By Tara Fugate
MNA Strategic Researcher
According to a new report, hospital prices went up even though usage of healthcare actually went down. Sadly, the takeaway shows that what a patient pays for healthcare determines how much they’re able to seek care and actually be healthy. The Health Care Cost Institute (HCCI) report, “Healthy Marketplace Index,” analyzed more than 1.8 billion commercial claims from 2012 to 2016, HCCI’s report shows commercial healthcare prices increased by 13 percent (almost 3 times faster than inflation) while utilization of services dropped 17 percent nationwide.
It’s not just what healthcare costs that matters either. Where it’s delivered also matters. The data analysis reveals that Metro areas vary greatly in their rates of price increase and utilization of services, (or rate of people that are seeking care). Healthcare spending is both the product of cost of services as well as how frequently those services are used. To show a complete picture, HCCI considers price and usage levels side-by-side in order to explore how price and usage are linked. For example, do people in metro areas with high prices consume more or fewer services? The report surveyed 112 Metro areas, including Minneapolis/St. Paul, to establish a nationwide median and detail both price and usage changes for each individual Metro area studied. The findings reveal that Metro areas with lower price levels tended to have higher utilization of services and those with higher price increases tended to have lower utilization. As healthcare costs rise, the rate people can take advantage of care goes down.
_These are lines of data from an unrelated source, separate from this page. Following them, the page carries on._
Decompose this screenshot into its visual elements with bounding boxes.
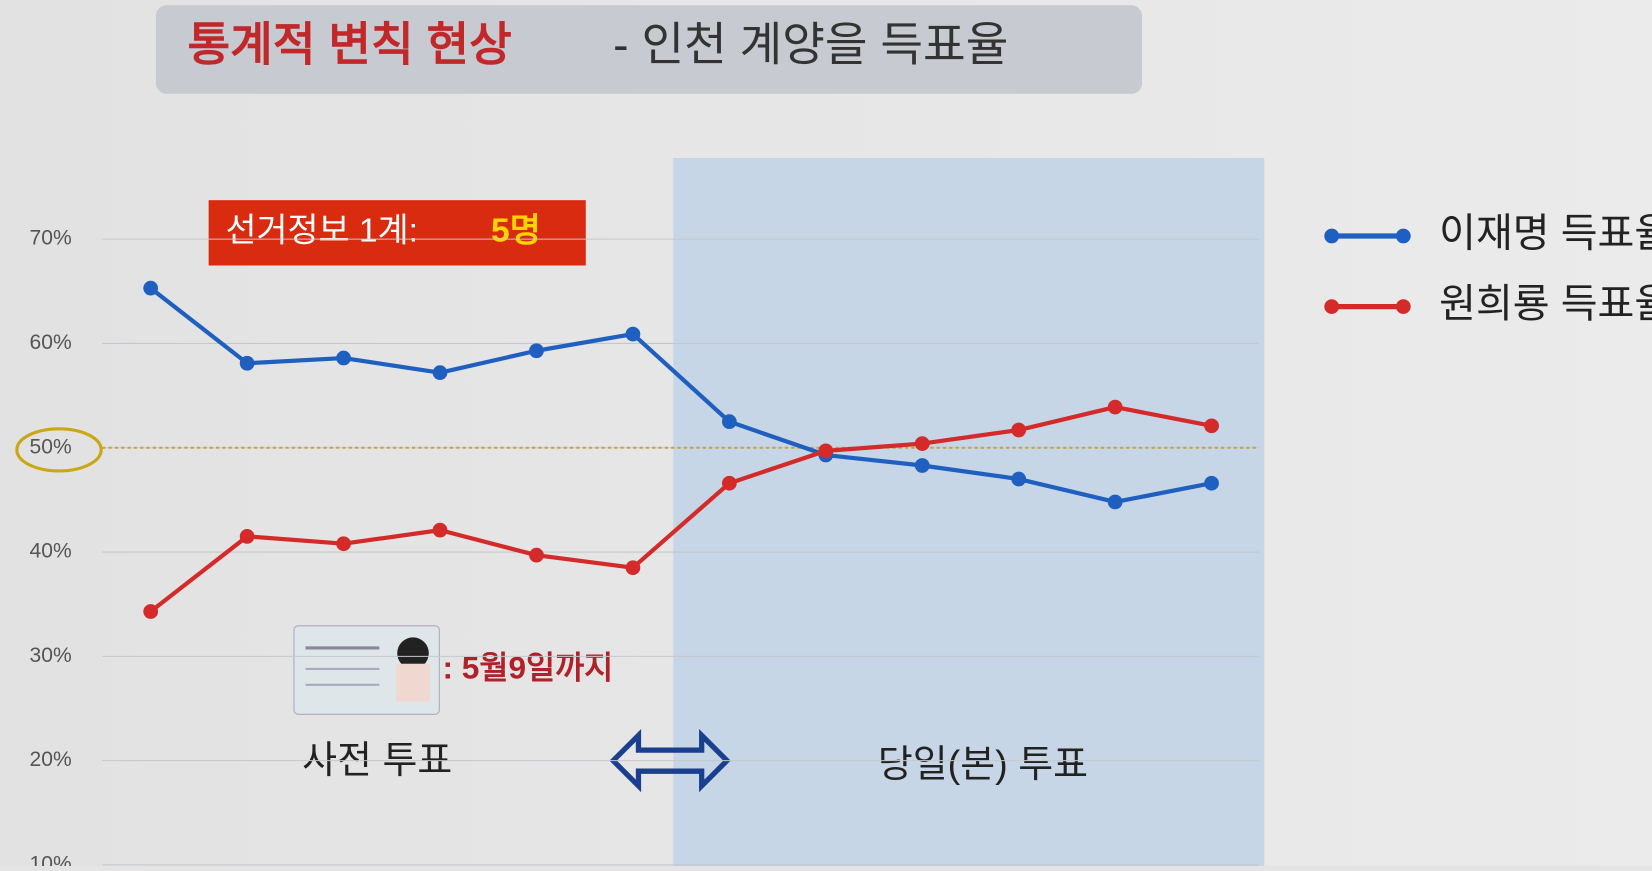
data-point: [1107, 494, 1123, 510]
data-point: [529, 547, 544, 563]
legend-label: 이재명 득표율: [1439, 212, 1652, 256]
data-point: [1204, 418, 1219, 434]
data-point: [721, 414, 737, 430]
data-point: [432, 522, 448, 538]
y-tick-label: 60%: [30, 331, 72, 354]
shaded-region: [673, 158, 1265, 867]
id-note: : 5월9일까지: [443, 649, 614, 685]
title-box: [155, 5, 1143, 94]
data-point: [818, 443, 834, 459]
legend-marker: [1324, 299, 1340, 314]
legend-label: 원희룡 득표율: [1439, 282, 1652, 326]
info-count: 5명: [491, 212, 541, 250]
series-line: [149, 286, 1212, 505]
y-tick-label: 40%: [30, 540, 72, 563]
data-point: [625, 326, 641, 342]
chart-title: 통계적 변칙 현상: [188, 19, 512, 71]
data-point: [143, 604, 159, 619]
y-tick-label: 30%: [30, 644, 72, 667]
id-card: [293, 625, 440, 715]
data-point: [625, 560, 641, 576]
data-point: [1204, 475, 1219, 491]
data-point: [1107, 399, 1123, 415]
data-point: [721, 475, 737, 491]
data-point: [143, 280, 159, 296]
series-line: [149, 404, 1212, 614]
data-point: [239, 529, 255, 544]
chart-subtitle: - 인천 계양을 득표율: [613, 19, 1008, 71]
y-tick-label: 10%: [30, 853, 72, 866]
id-photo-hair: [397, 637, 429, 669]
y-tick-label: 70%: [30, 227, 72, 250]
info-label: 선거정보 1계:: [225, 212, 418, 250]
data-point: [914, 458, 930, 473]
legend-marker: [1395, 228, 1411, 244]
id-photo: [396, 663, 430, 702]
info-box: [208, 200, 586, 266]
data-point: [239, 355, 255, 371]
highlight-ellipse: [15, 427, 103, 473]
legend-marker: [1324, 228, 1340, 244]
data-point: [1011, 422, 1027, 438]
data-point: [336, 350, 351, 366]
data-point: [529, 343, 544, 359]
day-vote-label: 당일(본) 투표: [878, 744, 1088, 786]
data-point: [914, 436, 930, 451]
data-point: [432, 365, 448, 381]
plot: 10% 20% 30% 40% 50% 60% 70%: [30, 227, 1259, 871]
y-tick-label: 50%: [30, 435, 72, 458]
data-point: [1011, 471, 1027, 487]
data-point: [336, 536, 351, 552]
y-tick-label: 20%: [30, 748, 72, 771]
legend-marker: [1395, 299, 1411, 314]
The Minneapolis/St. Paul specific price changes reveal that healthcare prices increased on average 15 percent between 2012 and 2016 while utilization decreased by 23 percent. Minnesotans are paying slightly more than other patients for care, and it looks like they’re visiting various providers much less often. It’s not just hospital beds that emptier.
The HCCI report also differentiates between inpatient, outpatient, and professional (clinician) care settings. When looking at numbers specific to inpatient healthcare, Metro prices increased 17 percent yet usage decreased 50 percent over the period studied. Prices for outpatient services increased 18 percent while usage decreased by 19 percent and prices for professional services increased by 12 percent as usage decreased by 10 percent.
The HCCI report reinforces findings from MNA and NNU’s recent, “Minnesota’s Most and Least Expensive Hospitals” paper. HCCI’s research supports the finding that in Minnesota, spending on inpatient hospital care is increasing faster than other types of healthcare spending. While healthcare prices in Minnesota are increasing faster than inflation, inpatient services in the Minneapolis/St. Paul metropolitan area are increasing the most within the state.
HCCI’s work reveals that in addition to the potential of paying different prices at hospitals in the same city (as laid out in the MNA report), there is an extreme level of price variation across the nation. In nearly all of the 112 Metro areas included in this study, prices increased between 2012 and 2016. While the price variations in each Metro area were different, the common factor is that nearly all experienced rapidly rising healthcare costs.
Local and national price variations are contributing to rising healthcare spending and rising inaccessibility of care. If this trend continues, how much further will we see utilization statistics decline? How many people will be priced out of seeking the care they need? Let’s hold our healthcare system accountable for putting patients over profits and providing affordable, accessible healthcare for all.